Originally Posted by
Spudulika
CD, there's a long history in it and the nutshell is this - school years were based on when kids weren't needed to help out - ie when there were no crops in the field (no Country music jokes). So when the crops were coming in kids went back to school around that time. In order to get kids into the right streams they needed an age cut off, so the first schoolday (1st of September) was used, moreso in the UK and Ireland. This meant that cut offs for age group events were September 1st so those born after were okay, born before and they're a year up. As a result the beginning of many events (for kids) began from this point.
Okay, that's age group talk, but the season element builds into it - Summers were busy for the Victorian gentry as they were off romping around Greece etc or making sure the peasants/mill workers/colonials were doing what they were supposed to. So they weren't really up for "organising" mass participation sports. Once there was down time (Autumn-Spring) and just a little less outdoor work to be done, they had their mass sports to keep the oiks from kicking up.
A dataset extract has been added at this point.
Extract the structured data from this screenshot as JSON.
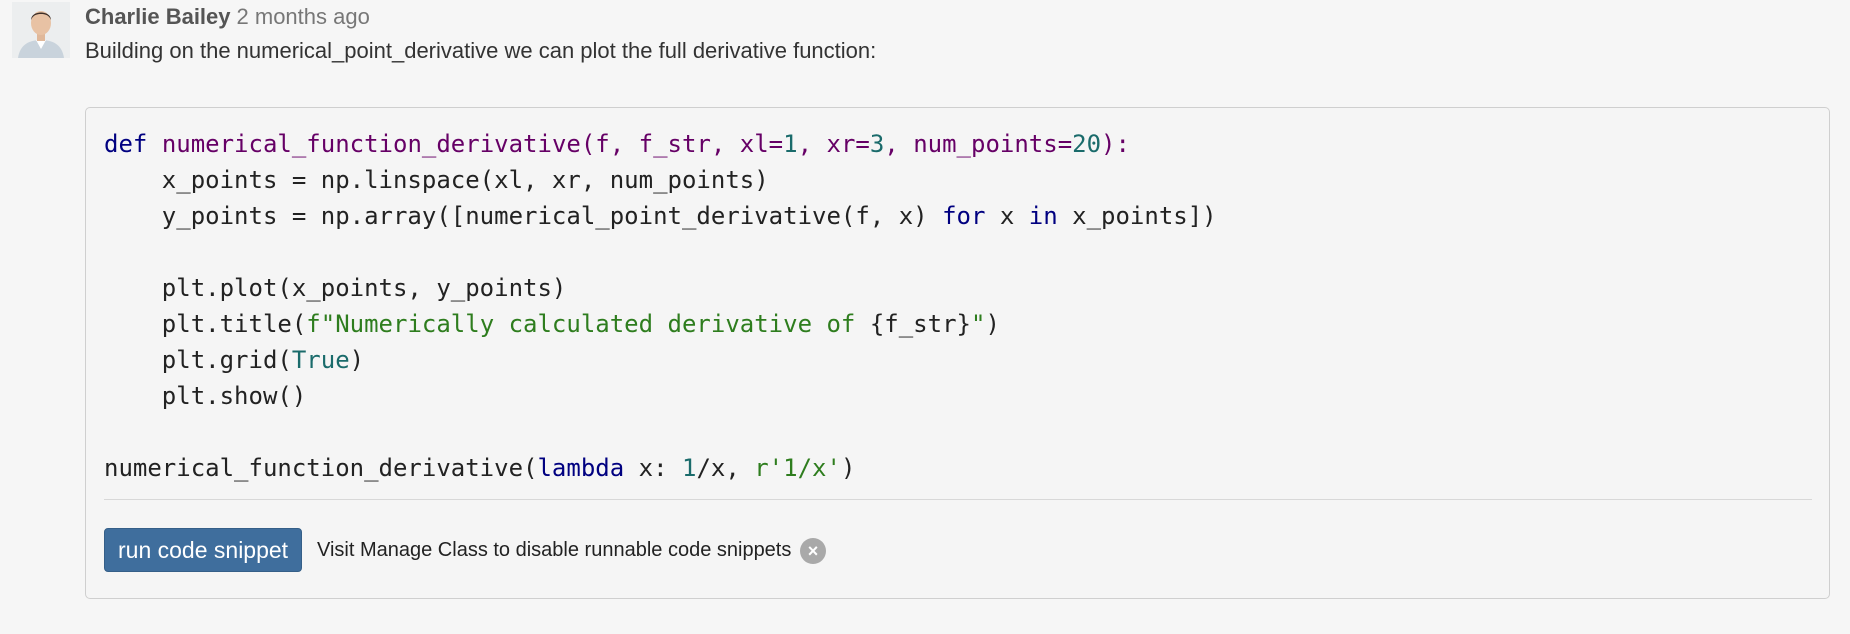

Also in milder weather countries this worked as sports could be played outdoors without great difficulty.
Before anyone jumps on this, I picked it up in a symposium in NUI Maynooth and Ray Gillespie discussed it - it was based on the Roman bread and games motif. Basically, when the masses are not busy, they're thinking, so keep them busy - cheap booze, sports, cheap entertainment and enough food to keep them from rioting in the streets. I guess the Greeks mustn't be into sports, or fetid cheese.